In the 100th year since its founding at the University of Tennessee at Chattanooga, the Alpha Scholastic Honor Society conducted its annual initiation ritual with almost 100 inductees, their family and friends on hand.
“The society was chartered in the fall of 1918 by the faculty of the University of Chattanooga to encourage and recognize excellence in scholarship and outstanding achievement,” said current president Gretchen Potts, UC Foundation Professor of Chemistry. “It remains today both the only honor society at UTC that was founded at UTC and highly selective. It’s a prestigious honor at UTC, and it’s the only honor society announced at graduation.”
Alpha Society’s original, 100-year-old membership logbook is stored in the University Library’s Special Collections. Charter member signatures include J.W. Edwards, professor of chemistry; John S. Fletcher, associate professor of history and politics; Lynn Harris, professor of English; W.W. Hooper, professor of philosophy and education; Frank F. Hooper, registrar and professor of mathematics; Nita Marie Tansey, librarian and Latin instructor; and Fred Witlo Hixson, university president. The society’s first student members were inducted in spring 1919.
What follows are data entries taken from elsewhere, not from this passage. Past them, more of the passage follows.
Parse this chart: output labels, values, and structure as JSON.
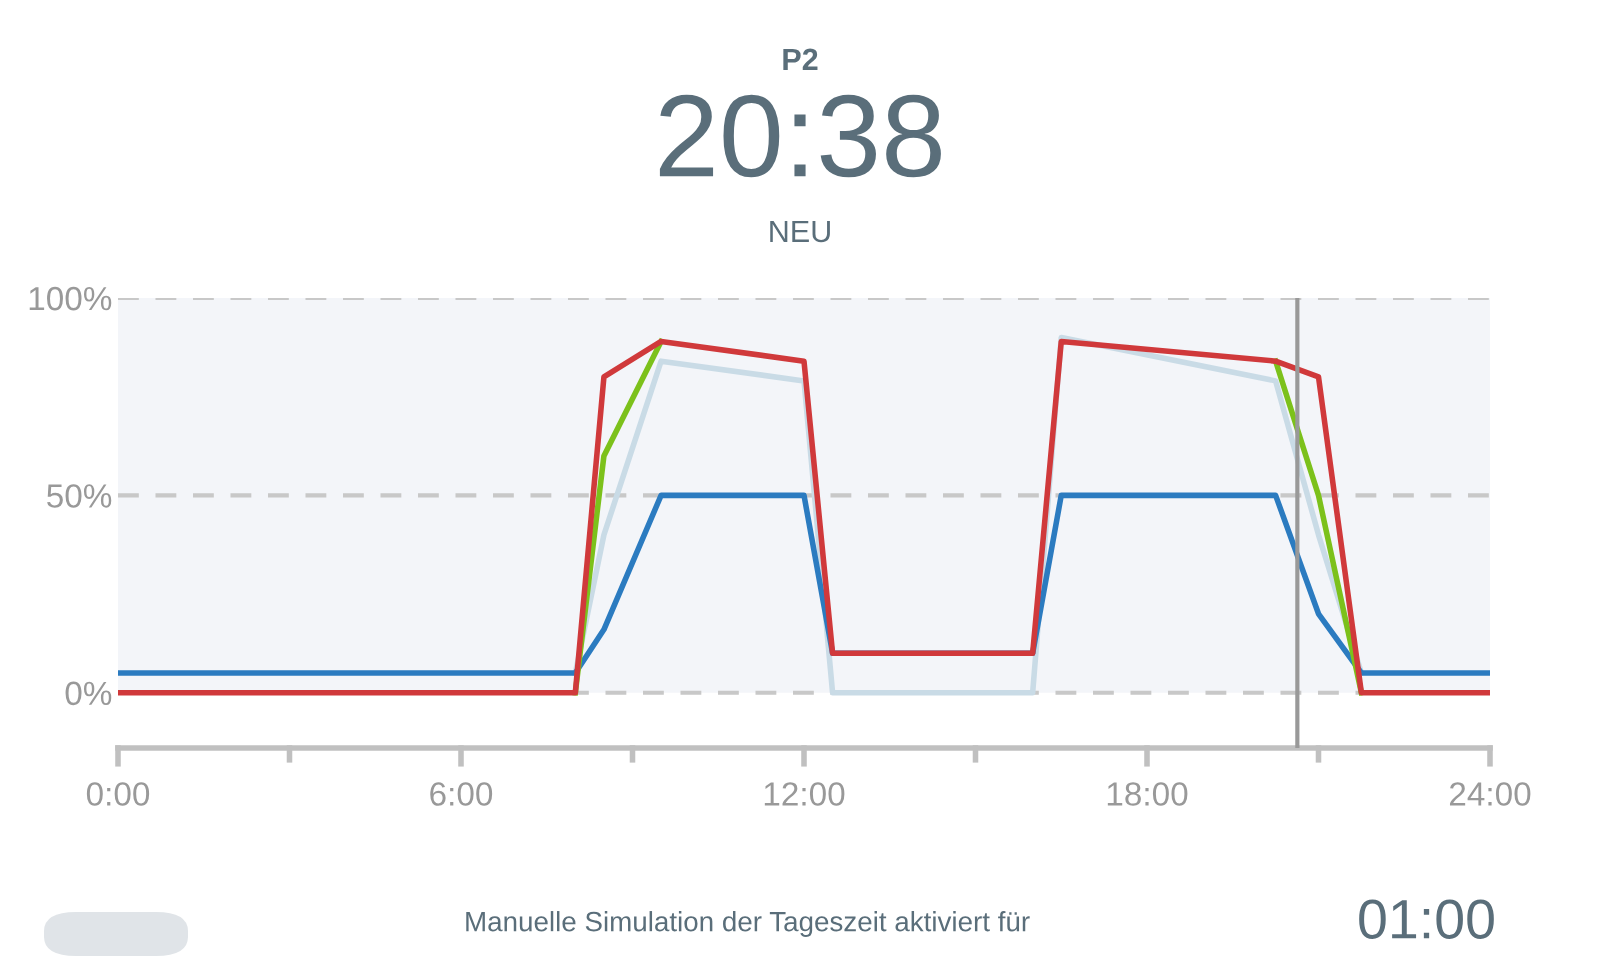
{
  "chart_data": {
    "type": "line",
    "title": "P2",
    "subtitle": "20:38",
    "annotations": [
      "NEU",
      "Manuelle Simulation der Tageszeit aktiviert für",
      "01:00"
    ],
    "x": [
      0,
      8,
      8.5,
      9.5,
      12,
      12.5,
      16,
      16.5,
      20.25,
      21,
      21.75,
      24
    ],
    "series": [
      {
        "color": "#c9dbe6",
        "values": [
          null,
          5,
          40,
          84,
          79,
          0,
          0,
          90,
          79,
          40,
          5,
          null
        ]
      },
      {
        "color": "#2b7bc0",
        "values": [
          5,
          5,
          16,
          50,
          50,
          10,
          10,
          50,
          50,
          20,
          5,
          5
        ]
      },
      {
        "color": "#7cc11b",
        "values": [
          null,
          0,
          60,
          89,
          null,
          null,
          null,
          null,
          84,
          50,
          0,
          null
        ]
      },
      {
        "color": "#d0393b",
        "values": [
          0,
          0,
          80,
          89,
          84,
          10,
          10,
          89,
          84,
          80,
          0,
          0
        ]
      }
    ],
    "xlim": [
      0,
      24
    ],
    "xticks": [
      {
        "value": 0,
        "label": "0:00"
      },
      {
        "value": 3,
        "label": null
      },
      {
        "value": 6,
        "label": "6:00"
      },
      {
        "value": 9,
        "label": null
      },
      {
        "value": 12,
        "label": "12:00"
      },
      {
        "value": 15,
        "label": null
      },
      {
        "value": 18,
        "label": "18:00"
      },
      {
        "value": 21,
        "label": null
      },
      {
        "value": 24,
        "label": "24:00"
      }
    ],
    "ylim": [
      -14,
      100
    ],
    "yticks": [
      {
        "value": 0,
        "label": "0%"
      },
      {
        "value": 50,
        "label": "50%"
      },
      {
        "value": 100,
        "label": "100%"
      }
    ],
    "grid": "y",
    "line_style": "solid",
    "marker": "none",
    "ref_lines": [
      {
        "axis": "x",
        "value": 20.63,
        "color": "#999999"
      }
    ],
    "bands": [
      {
        "axis": "y",
        "from": 0,
        "to": 100,
        "color": "#f3f5f9"
      }
    ]
  }
}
Every year since then, Alpha Society members elect new ones from graduating seniors, faculty, administrators, distinguished alumni and members of the community. Faculty and staff can be considered for membership after being with the University for a couple of years or so and having made exceptional contributions in that time to UTC.
Tuesday’s centennial initiation ceremony honored seven members of UTC faculty whose combined scholarship resulted in $6 million in grant funding and more than 100 peer-reviewed, scholarly publications.Also initiated was Shirl Gholston, UTC director of Student Support Services, invited on the basis of her commitment to student success, including her leadership of initiatives started in 2010 that have put the six-year graduation rate of African American male students at UTC at 73 percent, while the national average is 28.7 percent. Freshman-to-sophomore retention of African American male students at UTC is 94 percent, compared to a national average of 54.5 percent.
Two faculty and longtime Alpha Society members were recognized for their 36 years of membership with the organization, the longest of any current members. Debbie Troutman Cantrell of the UTC School of Education was initiated as a UTC undergraduate and is now secretary of Alpha Society and its vice-president elect; Ralph Hood, UTC’s Leroy A. Martin Distinguished Professor of Religious Studies, was initiated as a faculty member in 1982.
Seventy-four UTC undergraduates were inducted, along with one distinguished Chattanooga citizen and UTC alumnus, Troy Rogers, who has bachelor’s degrees from UTC in criminal justice and in education and a master’s degree from Belhaven University in Mississippi.
Rogers is public safety coordinator for the city of Chattanooga and was the event’s featured speaker, delivering an impassioned presentation of “11 nuggets to live by.” He gave advice on leaving a legacy, seeing community service as “your job,” staying humble, being unafraid to make mistakes and realizing it’s possible to get past “whatever you may have lost.”
Alpha Society’s student invitations go to members of the graduating senior class with a minimum 3.75 grade point average. Faculty, full-time staff and administration are invited on the basis of a nominating committee recommendation. UTC alumni 10 or more years from graduation may be invited on the basis of distinguished achievement, the same as for invited members of the Chattanooga community.